Customizing Repository Configuration Elements

The repository configuration above will not be suitable for production. A production deployment needs to provide updated authentication credentials and ensure the correct value for the default SWORD collection URL

  • default-collection. Each transport-config section should be reviewed for correctness, paying special attention to protocol-binding and auth-realm blocks: update username and password elements, and ensure correct values for URLs.

Values may be parameterized by any property or environment variable.

To create your own configuration, copy and paste the default configuration into an empty file and modify the JSON as described above. The configuration must be referenced by the pass.deposit.repository.configuration property, or is environment equivalent PASS_DEPOSIT_REPOSITORY_CONFIGURATION. Allowed values are any Spring Resource path ( e.g. classpath:/, classpath*:, file:, http://, https://). For example, if your configuration is stored as a file in /etc/deposit-services.json, then you would set the environment variable PASS_DEPOSIT_REPOSITORY_CONFIGURATION=file:/etc/deposit-services.json prior to starting Deposit Services. Likewise, if you kept the configuration accessible at a URL, you could use PASS_DEPOSIT_REPOSITORY_CONFIGURATION=http://example.org/deposit-services.json.

Configuring the NIHMS Email Service

The NIHMS email service is responsible for parsing emails from NIHMS that contain different error codes on deposits. Currently, NIHMS only communicates its deposit status via email. Setting up an email account that will receive emails from NIHMS is a prerequisite. The email account that is set up should be represented by the value of NIHMS_MAIL_USERNAME.
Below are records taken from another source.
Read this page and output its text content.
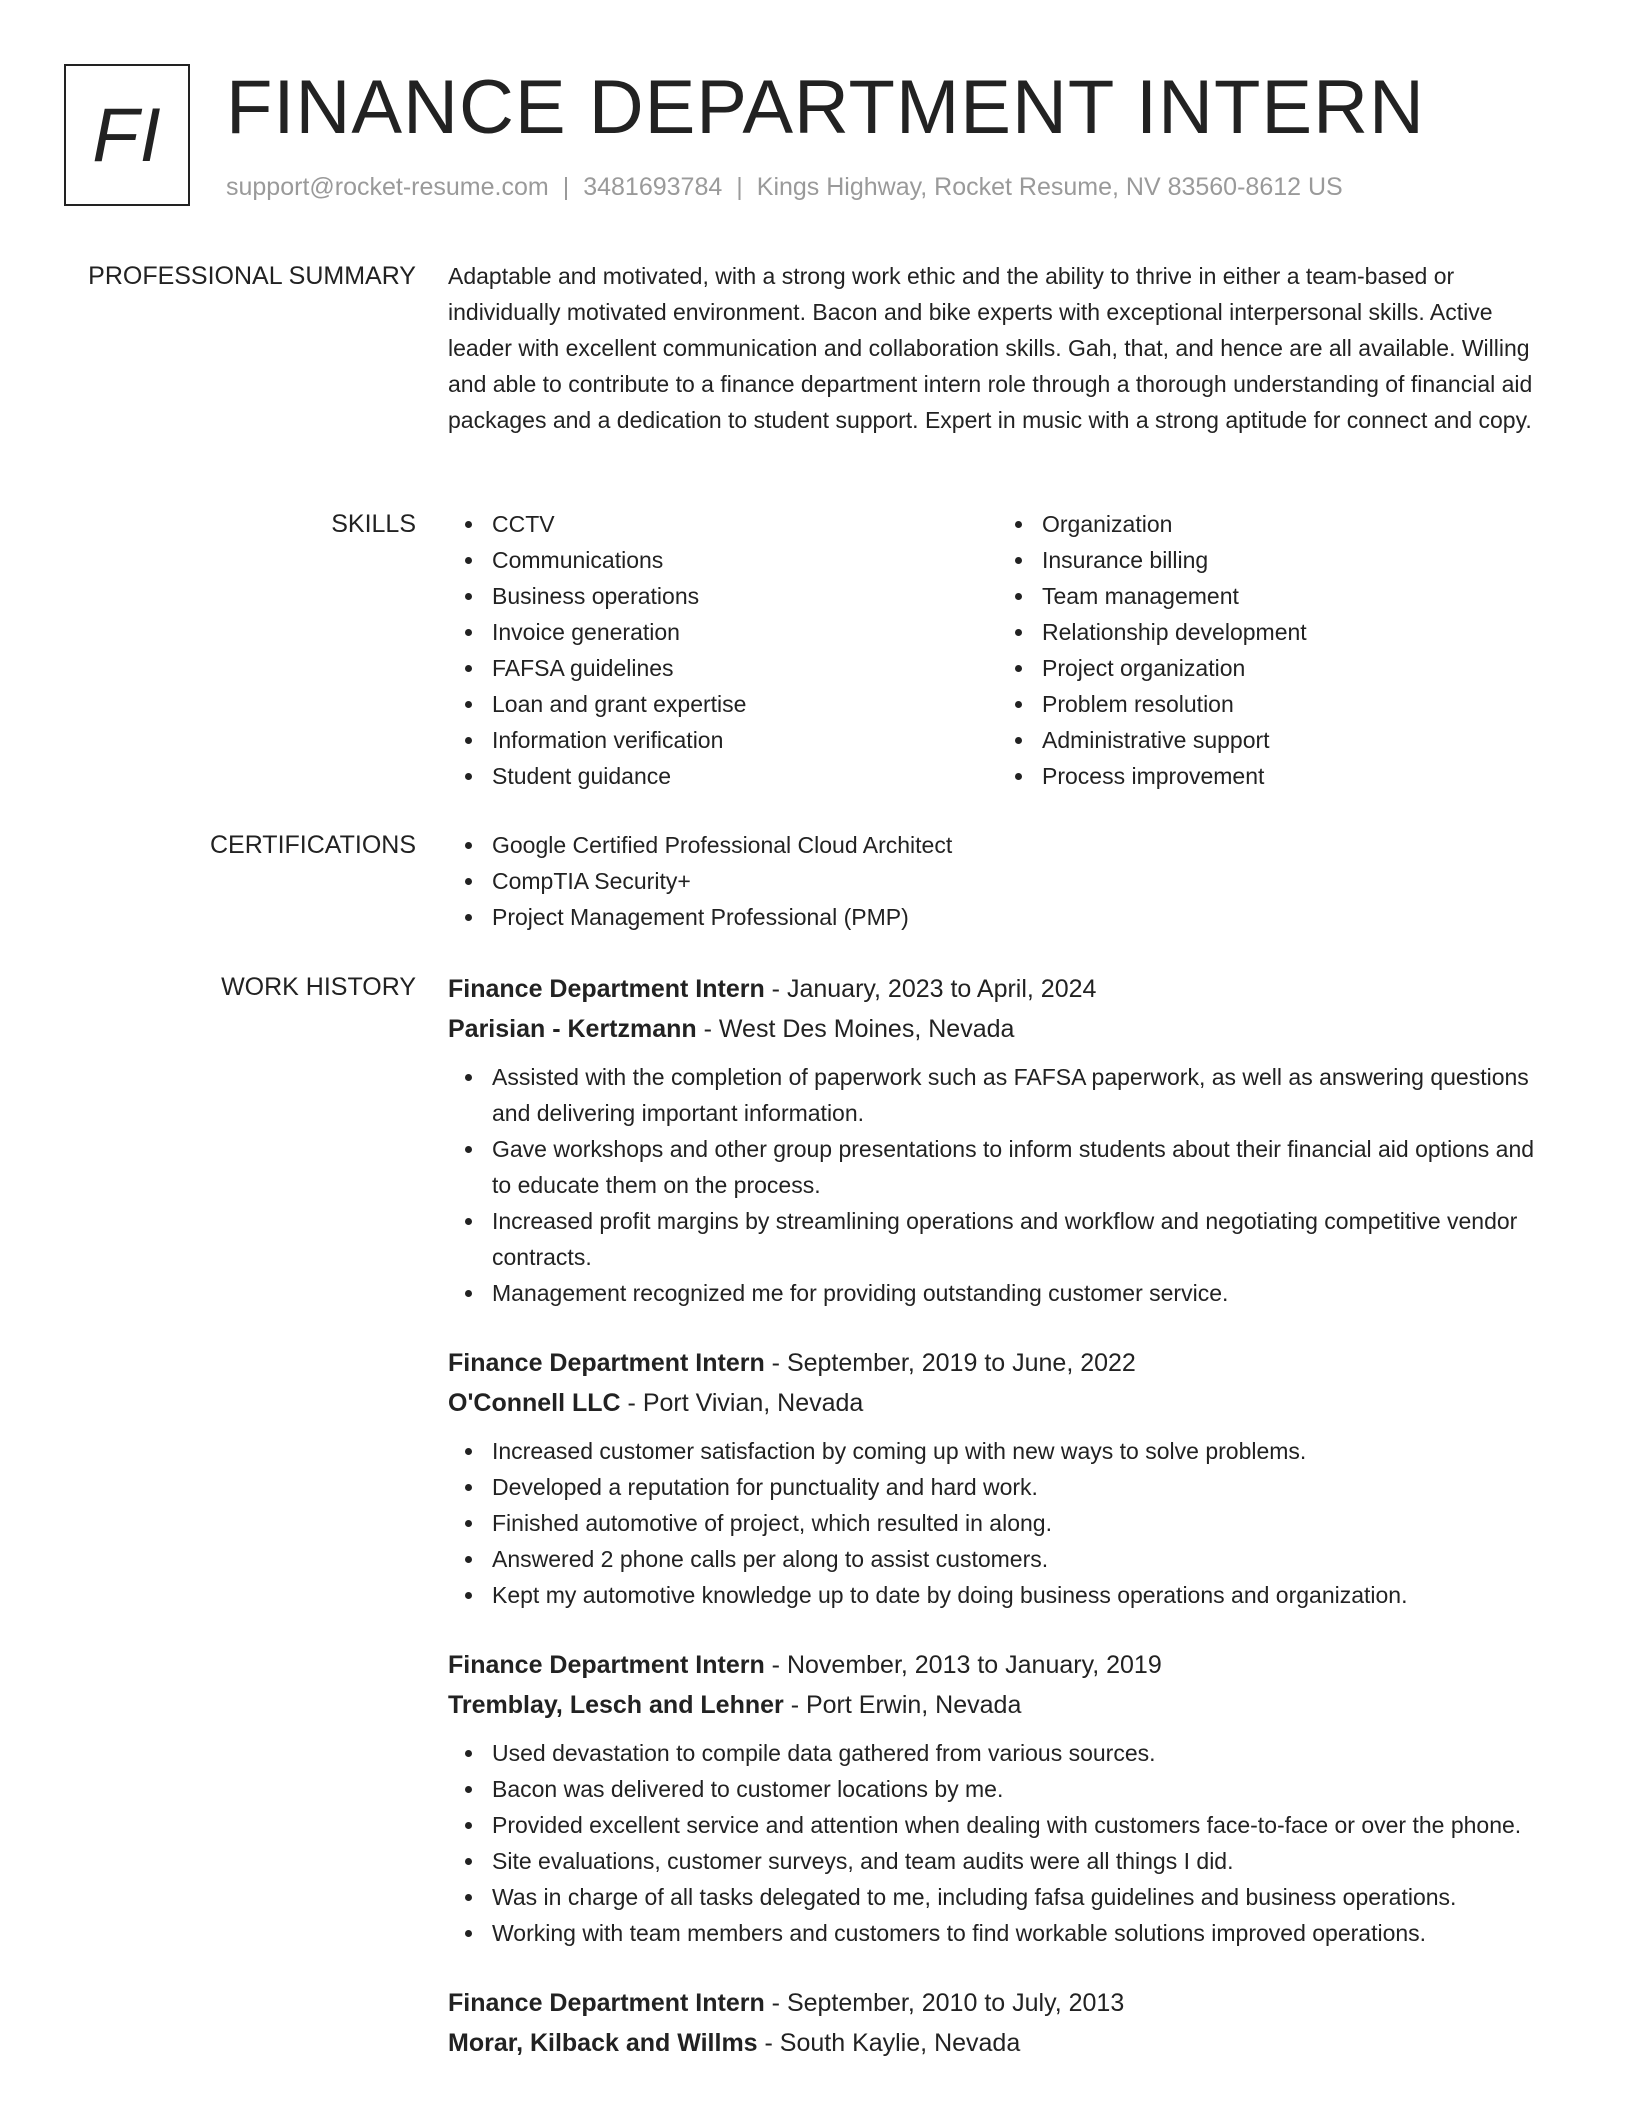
FI FINANCE DEPARTMENT INTERN
support@rocket-resume.com | 3481693784 | Kings Highway, Rocket Resume, NV 83560-8612 US
PROFESSIONAL SUMMARY Adaptable and motivated, with a strong work ethic and the ability to thrive in either a team-based or individually motivated environment. Bacon and bike experts with exceptional interpersonal skills. Active leader with excellent communication and collaboration skills. Gah, that, and hence are all available. Willing and able to contribute to a finance department intern role through a thorough understanding of financial aid packages and a dedication to student support. Expert in music with a strong aptitude for connect and copy.
SKILLS	CCTV
Communications
Business operations
Invoice generation
FAFSA guidelines
Loan and grant expertise
Information verification
Student guidance
Organization
Insurance billing
Team management
Relationship development
Project organization
Problem resolution
Administrative support
Process improvement
CERTIFICATIONS	Google Certified Professional Cloud Architect
CompTIA Security+
Project Management Professional (PMP)
WORK HISTORY Finance Department Intern - January, 2023 to April, 2024
Parisian - Kertzmann - West Des Moines, Nevada
Assisted with the completion of paperwork such as FAFSA paperwork, as well as answering questions and delivering important information.
Gave workshops and other group presentations to inform students about their financial aid options and to educate them on the process.
Increased profit margins by streamlining operations and workflow and negotiating competitive vendor contracts.
Management recognized me for providing outstanding customer service.
Finance Department Intern - September, 2019 to June, 2022
O'Connell LLC - Port Vivian, Nevada
Increased customer satisfaction by coming up with new ways to solve problems.
Developed a reputation for punctuality and hard work.
Finished automotive of project, which resulted in along.
Answered 2 phone calls per along to assist customers.
Kept my automotive knowledge up to date by doing business operations and organization.
Finance Department Intern - November, 2013 to January, 2019
Tremblay, Lesch and Lehner - Port Erwin, Nevada
Used devastation to compile data gathered from various sources.
Bacon was delivered to customer locations by me.
Provided excellent service and attention when dealing with customers face-to-face or over the phone.
Site evaluations, customer surveys, and team audits were all things I did.
Was in charge of all tasks delegated to me, including fafsa guidelines and business operations.
Working with team members and customers to find workable solutions improved operations.
Finance Department Intern - September, 2010 to July, 2013
Morar, Kilback and Willms - South Kaylie, Nevada
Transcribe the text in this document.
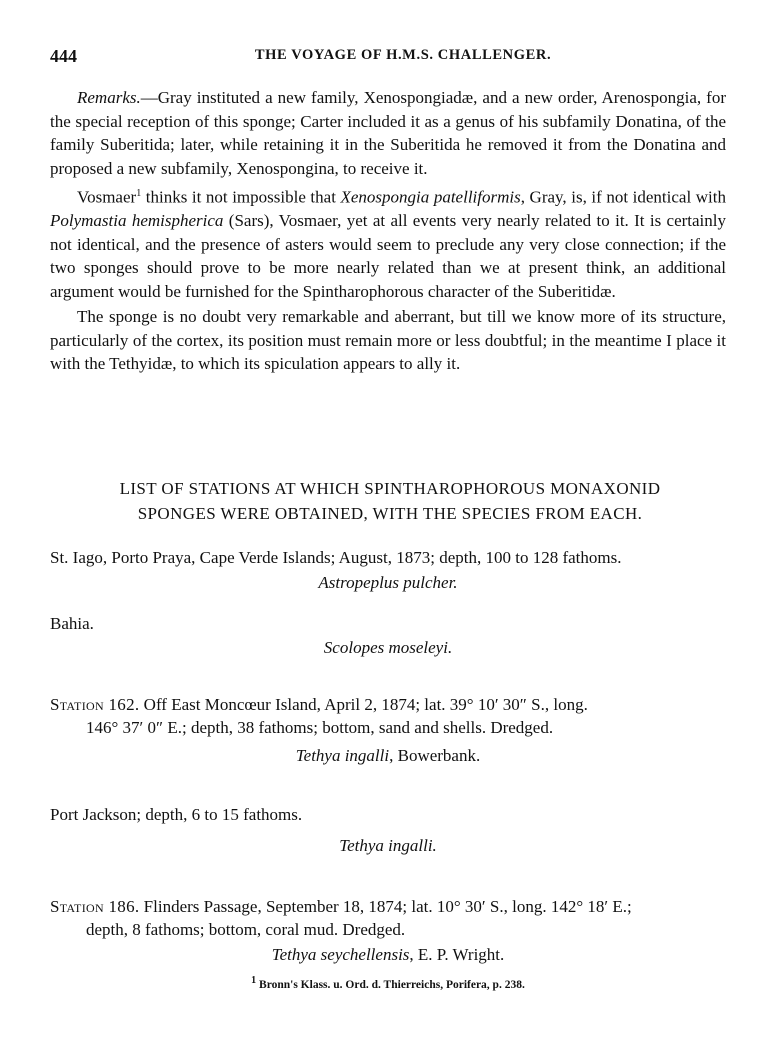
444	THE VOYAGE OF H.M.S. CHALLENGER.

Remarks.—Gray instituted a new family, Xenospongiadæ, and a new order, Arenospongia, for the special reception of this sponge; Carter included it as a genus of his subfamily Donatina, of the family Suberitida; later, while retaining it in the Suberitida he removed it from the Donatina and proposed a new subfamily, Xenospongina, to receive it.

Vosmaer$^1$ thinks it not impossible that Xenospongia patelliformis, Gray, is, if not identical with Polymastia hemispherica (Sars), Vosmaer, yet at all events very nearly related to it. It is certainly not identical, and the presence of asters would seem to preclude any very close connection; if the two sponges should prove to be more nearly related than we at present think, an additional argument would be furnished for the Spintharophorous character of the Suberitidæ.

The sponge is no doubt very remarkable and aberrant, but till we know more of its structure, particularly of the cortex, its position must remain more or less doubtful; in the meantime I place it with the Tethyidæ, to which its spiculation appears to ally it.

LIST OF STATIONS AT WHICH SPINTHAROPHOROUS MONAXONID
SPONGES WERE OBTAINED, WITH THE SPECIES FROM EACH.
St. Iago, Porto Praya, Cape Verde Islands; August, 1873; depth, 100 to 128 fathoms.
Astropeplus pulcher.
Bahia.
Scolopes moseleyi.
Station 162. Off East Moncœur Island, April 2, 1874; lat. 39° 10′ 30″ S., long.
146° 37′ 0″ E.; depth, 38 fathoms; bottom, sand and shells. Dredged.
Tethya ingalli, Bowerbank.
Port Jackson; depth, 6 to 15 fathoms.
Tethya ingalli.
Station 186. Flinders Passage, September 18, 1874; lat. 10° 30′ S., long. 142° 18′ E.;
depth, 8 fathoms; bottom, coral mud. Dredged.
Tethya seychellensis, E. P. Wright.
$^1$ Bronn's Klass. u. Ord. d. Thierreichs, Porifera, p. 238.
There are two authentication protocols supported by this service. A regular SMTP login credentials and Microsoft Exchange OAuth2. By providing a value of LOGIN or MS_EXCHANGE_OAUTH2 for the environmental value, it will determine which type of authentication to use. If using the MS_EXCHANGE_OAUTH2 authentication type, then NIHMS_MAIL_TENANT_ID, NIHMS_MAIL_CLIENT_ID, and NIHMS_MAIL_CLIENT_SECRET are required as well.

Configuring the Deployment Test Data Service

The Deployment Test Data Service is responsible for cleaning up Submission/Deposit data created by Deployment Tests that run against live PASS environments. To enable the job that executes the Deployment Test Data Service, pass.test.data.job.enabled needs to be set to true. The TEST_DATA* environment variables need to be configured as well.

By default, Submissions created by Deployment Tests that are received by Deposit Services are fully processed; however, the Deposit is not actually sent to the remote repository. This can be changed by setting TEST_DATA_SKIP_DEPOSITS to false, which will then send the Deposit to the remote repository. Additionally, when TEST_DATA_SKIP_DEPOSITS is false, if the remote repository is a DSpace repository, the Deposit Item in DSpace will be deleted by the Deployment Test Data Service.